The payments are to be deposited into a special park fund for the development or acquisition of park or open space areas in the community.
H. 
Open space, otherwise known as green space, shall be required between street curbs and sidewalks and shall be at least six (6) feet wide unless otherwise provided by the Public Works Director. If it is deemed necessary by the Public Works Director that said width be reduced or that said sidewalks be adjacent to street curbs, said street curbs shall be vertical to prohibit vehicle parking on sidewalks. If open space is available, underground utilities shall be located within the open space, if on same side of street, to allow accessibility for maintenance.
[R.O. 2006 §405.160; Ord. No. 407 Art. III §8, 11-16-1981; Ord. No. 2087 §I, 4-2-2013]

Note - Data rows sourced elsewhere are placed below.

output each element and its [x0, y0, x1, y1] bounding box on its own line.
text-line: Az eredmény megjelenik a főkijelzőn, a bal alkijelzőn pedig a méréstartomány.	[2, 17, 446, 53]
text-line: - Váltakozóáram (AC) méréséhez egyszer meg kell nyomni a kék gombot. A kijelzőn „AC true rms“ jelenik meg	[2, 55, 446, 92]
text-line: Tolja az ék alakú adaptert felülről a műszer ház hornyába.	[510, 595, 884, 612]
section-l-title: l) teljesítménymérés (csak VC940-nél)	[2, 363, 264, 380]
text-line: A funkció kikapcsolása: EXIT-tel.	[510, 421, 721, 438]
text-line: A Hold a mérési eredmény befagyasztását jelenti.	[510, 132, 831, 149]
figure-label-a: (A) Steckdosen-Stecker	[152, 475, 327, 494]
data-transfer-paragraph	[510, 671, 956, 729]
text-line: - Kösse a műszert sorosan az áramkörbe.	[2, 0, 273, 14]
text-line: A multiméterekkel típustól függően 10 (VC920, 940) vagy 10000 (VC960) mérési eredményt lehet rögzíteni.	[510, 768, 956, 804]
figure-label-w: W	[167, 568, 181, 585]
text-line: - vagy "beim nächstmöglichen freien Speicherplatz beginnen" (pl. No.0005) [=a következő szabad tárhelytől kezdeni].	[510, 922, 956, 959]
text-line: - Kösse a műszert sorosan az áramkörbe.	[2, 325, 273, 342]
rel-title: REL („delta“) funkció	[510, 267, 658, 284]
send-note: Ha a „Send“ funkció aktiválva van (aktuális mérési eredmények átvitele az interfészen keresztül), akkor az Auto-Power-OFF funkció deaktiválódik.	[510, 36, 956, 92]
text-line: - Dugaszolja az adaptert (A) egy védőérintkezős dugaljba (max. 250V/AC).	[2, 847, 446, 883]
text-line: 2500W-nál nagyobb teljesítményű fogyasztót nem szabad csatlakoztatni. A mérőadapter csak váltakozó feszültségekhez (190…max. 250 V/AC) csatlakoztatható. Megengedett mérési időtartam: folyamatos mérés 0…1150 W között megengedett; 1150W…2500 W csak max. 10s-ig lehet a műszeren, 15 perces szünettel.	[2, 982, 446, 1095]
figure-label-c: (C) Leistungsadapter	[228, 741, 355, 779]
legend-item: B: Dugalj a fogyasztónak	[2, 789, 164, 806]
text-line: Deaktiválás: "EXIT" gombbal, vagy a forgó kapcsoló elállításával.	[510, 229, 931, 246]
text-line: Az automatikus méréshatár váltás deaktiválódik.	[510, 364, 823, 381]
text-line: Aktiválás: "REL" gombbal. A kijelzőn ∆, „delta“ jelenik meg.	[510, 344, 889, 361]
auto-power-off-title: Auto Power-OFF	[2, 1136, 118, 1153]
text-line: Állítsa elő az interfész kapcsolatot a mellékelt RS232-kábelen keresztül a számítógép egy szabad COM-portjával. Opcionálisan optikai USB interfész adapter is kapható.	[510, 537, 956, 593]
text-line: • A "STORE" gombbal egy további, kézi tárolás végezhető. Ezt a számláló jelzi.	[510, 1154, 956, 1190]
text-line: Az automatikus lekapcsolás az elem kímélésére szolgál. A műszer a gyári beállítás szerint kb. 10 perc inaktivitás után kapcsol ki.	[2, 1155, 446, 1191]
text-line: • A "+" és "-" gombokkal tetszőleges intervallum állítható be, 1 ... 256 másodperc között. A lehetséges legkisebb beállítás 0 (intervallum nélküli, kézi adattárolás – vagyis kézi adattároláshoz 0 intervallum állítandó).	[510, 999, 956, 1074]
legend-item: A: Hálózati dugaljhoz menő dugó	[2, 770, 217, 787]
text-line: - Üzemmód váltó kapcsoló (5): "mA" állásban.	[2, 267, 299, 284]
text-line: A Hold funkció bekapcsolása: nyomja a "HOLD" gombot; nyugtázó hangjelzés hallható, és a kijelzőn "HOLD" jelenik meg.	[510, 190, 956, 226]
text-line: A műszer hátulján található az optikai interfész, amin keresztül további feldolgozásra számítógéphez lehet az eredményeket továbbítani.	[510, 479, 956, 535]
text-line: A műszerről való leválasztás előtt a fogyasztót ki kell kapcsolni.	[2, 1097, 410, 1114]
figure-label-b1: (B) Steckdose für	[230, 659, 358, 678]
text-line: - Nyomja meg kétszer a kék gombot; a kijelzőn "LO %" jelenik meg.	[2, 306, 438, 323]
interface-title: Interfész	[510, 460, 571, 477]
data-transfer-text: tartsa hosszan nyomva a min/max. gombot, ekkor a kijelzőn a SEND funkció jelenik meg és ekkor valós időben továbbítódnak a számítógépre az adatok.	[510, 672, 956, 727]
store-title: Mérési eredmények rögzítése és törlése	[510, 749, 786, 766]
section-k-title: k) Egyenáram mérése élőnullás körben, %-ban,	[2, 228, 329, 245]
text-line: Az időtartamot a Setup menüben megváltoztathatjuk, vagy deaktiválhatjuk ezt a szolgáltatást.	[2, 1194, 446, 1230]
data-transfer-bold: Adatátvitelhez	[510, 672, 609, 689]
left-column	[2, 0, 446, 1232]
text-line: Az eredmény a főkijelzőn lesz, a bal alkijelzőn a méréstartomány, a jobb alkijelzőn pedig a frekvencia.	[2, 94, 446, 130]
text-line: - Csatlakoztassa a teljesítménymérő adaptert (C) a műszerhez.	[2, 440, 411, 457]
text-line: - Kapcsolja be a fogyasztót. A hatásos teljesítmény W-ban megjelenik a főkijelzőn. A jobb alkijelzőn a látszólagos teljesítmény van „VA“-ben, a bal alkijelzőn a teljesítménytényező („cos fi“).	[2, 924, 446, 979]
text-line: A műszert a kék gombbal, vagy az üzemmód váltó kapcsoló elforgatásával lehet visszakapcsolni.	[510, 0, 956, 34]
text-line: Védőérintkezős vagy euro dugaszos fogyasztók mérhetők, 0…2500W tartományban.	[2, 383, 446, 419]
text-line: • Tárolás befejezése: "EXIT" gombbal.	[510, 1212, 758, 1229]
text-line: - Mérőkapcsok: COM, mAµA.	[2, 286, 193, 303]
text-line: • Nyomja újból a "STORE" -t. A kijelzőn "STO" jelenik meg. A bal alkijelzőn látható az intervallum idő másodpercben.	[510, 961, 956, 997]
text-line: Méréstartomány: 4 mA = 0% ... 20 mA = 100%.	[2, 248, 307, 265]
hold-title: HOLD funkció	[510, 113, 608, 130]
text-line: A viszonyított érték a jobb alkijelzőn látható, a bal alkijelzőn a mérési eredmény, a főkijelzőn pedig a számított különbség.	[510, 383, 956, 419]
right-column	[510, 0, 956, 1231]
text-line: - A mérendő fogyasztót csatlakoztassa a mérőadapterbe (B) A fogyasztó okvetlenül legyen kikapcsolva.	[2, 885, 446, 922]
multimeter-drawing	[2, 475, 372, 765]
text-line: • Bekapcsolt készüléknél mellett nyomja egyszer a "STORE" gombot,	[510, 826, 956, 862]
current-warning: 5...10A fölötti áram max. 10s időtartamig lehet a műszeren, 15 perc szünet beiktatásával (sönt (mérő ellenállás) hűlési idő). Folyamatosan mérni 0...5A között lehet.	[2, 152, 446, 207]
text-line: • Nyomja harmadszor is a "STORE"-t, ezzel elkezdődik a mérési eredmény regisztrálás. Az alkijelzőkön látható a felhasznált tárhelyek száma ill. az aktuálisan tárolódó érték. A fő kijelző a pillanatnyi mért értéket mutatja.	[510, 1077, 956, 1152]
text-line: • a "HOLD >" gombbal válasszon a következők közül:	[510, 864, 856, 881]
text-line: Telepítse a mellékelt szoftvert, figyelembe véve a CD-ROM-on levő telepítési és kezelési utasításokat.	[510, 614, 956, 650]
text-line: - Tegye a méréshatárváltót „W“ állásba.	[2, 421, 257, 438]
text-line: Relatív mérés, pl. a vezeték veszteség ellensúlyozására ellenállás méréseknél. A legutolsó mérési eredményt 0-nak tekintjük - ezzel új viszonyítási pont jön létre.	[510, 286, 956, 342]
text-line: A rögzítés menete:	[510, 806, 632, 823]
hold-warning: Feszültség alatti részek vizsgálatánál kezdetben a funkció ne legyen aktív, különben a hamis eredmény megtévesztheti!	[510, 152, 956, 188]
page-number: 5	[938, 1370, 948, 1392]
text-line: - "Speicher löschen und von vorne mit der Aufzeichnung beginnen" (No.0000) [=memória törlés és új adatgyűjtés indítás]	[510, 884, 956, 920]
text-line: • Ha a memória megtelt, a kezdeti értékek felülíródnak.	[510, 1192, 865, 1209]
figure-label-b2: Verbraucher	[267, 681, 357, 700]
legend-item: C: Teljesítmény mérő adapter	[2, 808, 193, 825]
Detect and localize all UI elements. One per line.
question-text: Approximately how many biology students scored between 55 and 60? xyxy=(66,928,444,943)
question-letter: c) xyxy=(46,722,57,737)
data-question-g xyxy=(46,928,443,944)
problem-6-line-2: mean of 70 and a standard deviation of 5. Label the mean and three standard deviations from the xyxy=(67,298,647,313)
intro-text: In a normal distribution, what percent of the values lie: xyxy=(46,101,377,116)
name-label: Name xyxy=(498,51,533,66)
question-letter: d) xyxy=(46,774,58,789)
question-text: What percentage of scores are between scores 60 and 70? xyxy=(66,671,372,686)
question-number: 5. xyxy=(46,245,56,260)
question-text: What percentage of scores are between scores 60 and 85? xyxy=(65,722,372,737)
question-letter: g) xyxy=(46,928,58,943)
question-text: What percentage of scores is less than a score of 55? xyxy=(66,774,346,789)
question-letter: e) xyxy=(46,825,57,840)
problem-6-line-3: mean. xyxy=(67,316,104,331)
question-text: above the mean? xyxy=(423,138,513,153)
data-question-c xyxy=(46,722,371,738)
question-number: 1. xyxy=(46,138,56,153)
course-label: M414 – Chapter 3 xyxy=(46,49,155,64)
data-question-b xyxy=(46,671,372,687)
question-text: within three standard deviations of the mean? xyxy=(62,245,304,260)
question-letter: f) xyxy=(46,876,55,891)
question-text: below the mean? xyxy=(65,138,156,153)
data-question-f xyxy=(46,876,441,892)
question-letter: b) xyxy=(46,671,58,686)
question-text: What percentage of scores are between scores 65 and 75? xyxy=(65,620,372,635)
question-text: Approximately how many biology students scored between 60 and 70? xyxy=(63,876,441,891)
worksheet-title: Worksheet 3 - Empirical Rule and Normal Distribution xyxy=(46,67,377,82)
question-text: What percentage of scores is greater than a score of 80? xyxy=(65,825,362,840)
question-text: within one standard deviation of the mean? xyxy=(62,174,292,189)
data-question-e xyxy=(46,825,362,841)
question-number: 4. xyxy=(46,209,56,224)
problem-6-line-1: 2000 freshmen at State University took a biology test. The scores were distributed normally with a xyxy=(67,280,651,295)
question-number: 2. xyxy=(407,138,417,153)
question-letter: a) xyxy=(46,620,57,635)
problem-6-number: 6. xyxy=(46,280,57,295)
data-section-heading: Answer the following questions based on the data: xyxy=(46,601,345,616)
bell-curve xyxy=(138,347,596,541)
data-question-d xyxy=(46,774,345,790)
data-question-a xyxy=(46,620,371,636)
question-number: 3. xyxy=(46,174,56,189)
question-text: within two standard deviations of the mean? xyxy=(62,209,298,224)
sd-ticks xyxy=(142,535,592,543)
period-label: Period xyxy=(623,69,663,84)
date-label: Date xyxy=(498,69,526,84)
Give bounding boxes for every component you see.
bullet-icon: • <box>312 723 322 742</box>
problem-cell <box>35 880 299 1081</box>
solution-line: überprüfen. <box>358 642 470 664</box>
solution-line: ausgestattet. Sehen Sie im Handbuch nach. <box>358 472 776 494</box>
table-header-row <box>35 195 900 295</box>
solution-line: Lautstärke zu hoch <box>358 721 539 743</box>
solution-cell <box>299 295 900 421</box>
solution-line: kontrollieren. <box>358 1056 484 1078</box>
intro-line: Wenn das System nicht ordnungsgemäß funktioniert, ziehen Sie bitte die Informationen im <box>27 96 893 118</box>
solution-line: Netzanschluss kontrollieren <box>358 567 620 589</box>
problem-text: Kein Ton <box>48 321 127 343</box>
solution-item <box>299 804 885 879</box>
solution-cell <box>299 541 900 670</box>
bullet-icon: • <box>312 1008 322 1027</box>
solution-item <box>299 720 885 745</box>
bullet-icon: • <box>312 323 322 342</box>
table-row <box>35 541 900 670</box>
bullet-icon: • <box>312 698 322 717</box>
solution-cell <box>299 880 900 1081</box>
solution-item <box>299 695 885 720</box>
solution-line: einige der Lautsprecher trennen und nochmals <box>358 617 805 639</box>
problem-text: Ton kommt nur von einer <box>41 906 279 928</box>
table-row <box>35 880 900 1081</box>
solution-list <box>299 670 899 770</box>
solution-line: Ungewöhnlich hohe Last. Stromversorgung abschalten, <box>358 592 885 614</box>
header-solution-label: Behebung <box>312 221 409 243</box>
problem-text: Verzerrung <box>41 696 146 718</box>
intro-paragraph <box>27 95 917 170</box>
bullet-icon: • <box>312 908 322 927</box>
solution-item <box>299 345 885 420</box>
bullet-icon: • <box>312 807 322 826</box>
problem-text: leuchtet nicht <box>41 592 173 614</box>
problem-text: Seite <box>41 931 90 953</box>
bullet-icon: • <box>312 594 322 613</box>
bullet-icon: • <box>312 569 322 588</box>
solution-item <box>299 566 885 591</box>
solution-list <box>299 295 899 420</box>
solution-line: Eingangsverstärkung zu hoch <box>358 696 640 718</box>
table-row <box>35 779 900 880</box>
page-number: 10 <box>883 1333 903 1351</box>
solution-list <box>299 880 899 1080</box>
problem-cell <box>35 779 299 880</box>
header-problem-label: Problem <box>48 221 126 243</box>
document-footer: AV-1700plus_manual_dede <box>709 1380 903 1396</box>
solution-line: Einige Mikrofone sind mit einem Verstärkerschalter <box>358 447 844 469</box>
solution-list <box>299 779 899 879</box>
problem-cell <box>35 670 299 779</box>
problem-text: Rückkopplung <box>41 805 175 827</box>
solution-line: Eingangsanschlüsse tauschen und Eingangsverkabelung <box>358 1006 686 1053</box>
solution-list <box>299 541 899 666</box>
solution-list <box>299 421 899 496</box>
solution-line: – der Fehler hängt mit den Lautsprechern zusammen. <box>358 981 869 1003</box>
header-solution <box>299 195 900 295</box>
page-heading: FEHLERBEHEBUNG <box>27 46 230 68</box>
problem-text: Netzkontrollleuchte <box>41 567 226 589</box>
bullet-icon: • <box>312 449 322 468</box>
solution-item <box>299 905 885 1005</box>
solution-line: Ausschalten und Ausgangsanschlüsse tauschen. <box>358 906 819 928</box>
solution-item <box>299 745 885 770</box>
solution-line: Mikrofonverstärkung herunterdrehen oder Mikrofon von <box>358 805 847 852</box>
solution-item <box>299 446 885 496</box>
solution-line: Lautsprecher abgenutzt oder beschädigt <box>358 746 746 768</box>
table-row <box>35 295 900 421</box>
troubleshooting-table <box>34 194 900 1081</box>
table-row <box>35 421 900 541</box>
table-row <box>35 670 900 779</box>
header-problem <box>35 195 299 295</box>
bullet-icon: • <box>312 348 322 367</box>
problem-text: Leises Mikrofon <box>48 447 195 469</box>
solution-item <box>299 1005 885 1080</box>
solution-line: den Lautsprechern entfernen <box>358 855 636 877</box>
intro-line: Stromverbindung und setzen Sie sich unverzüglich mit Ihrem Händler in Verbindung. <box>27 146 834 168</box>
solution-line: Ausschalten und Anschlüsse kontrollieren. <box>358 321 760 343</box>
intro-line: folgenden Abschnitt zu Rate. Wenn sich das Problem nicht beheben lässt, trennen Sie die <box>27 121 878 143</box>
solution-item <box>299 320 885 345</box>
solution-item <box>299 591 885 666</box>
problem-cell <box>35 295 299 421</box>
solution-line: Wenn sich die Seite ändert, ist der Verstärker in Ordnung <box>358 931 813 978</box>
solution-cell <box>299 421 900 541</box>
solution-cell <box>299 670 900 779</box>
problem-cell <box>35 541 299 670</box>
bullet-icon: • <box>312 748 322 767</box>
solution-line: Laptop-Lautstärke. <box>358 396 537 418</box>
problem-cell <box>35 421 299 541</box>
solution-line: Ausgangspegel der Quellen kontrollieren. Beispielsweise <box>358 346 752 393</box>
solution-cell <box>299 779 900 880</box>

The subdivider shall install water lines and fire hydrants. Installation shall be in accordance with the specifications governing water line construction.
[R.O. 2006 §405.170; Ord. No. 407 Art. III §9, 11-16-1981; Ord. No. 2087 §I, 4-2-2013]
A. 
The subdivider shall install sanitary sewers whenever a sanitary sewer is reasonably accessible as determined by the Board of Aldermen. Sanitary sewers shall be installed in accordance with the specifications governing sanitary sewer construction.
B. 
Whenever a sanitary sewer is not reasonably accessible, septic tanks or other unit disposal systems may be used in accordance with the following provisions:
1. 
A lot for residential use on which a unit disposal system is located shall not be less than ten thousand (10,000) square feet in area.
2. 
No portion of any unit disposal system shall be located closer than twenty (20) feet to the lot line of the lot on which the system is located.
3. 
All unit disposal systems shall comply with the requirements of the State and County Health Department.
C. 
Where larger sewers are required to service additional areas outside the subdivision boundaries, the additional cost should be negotiated with the City.
[R.O. 2006 §405.180; Ord. No. 407 Art. III §10, 11-16-1981; Ord. No. 1132 §I, 7-18-2000; Ord. No. 2087 §I, 4-2-2013]
Storm water management shall be controlled as set out in Chapter 430 of this Title and shall be incorporated in these Subdivision Regulations as if set out fully herein.
[R.O. 2006 §405.190; Ord. No. 407 Art. III §11, 11-16-1981; Ord. No. 2087 §I, 4-2-2013; Ord. No. 2563, 11-17-2020]
Where the subdivision contains sewers, sewage treatment plants, water supply systems, storm water improvements, collector box units, or other physical facilities necessary or desirable for the welfare of the areas, or that of common use or benefit which are not or cannot be satisfactorily maintained by an existing public agency, provision shall be made which is acceptable to the agency having jurisdiction over the location and maintenance of such facilities for the proper and continuous operation, maintenance, and supervision of such facilities.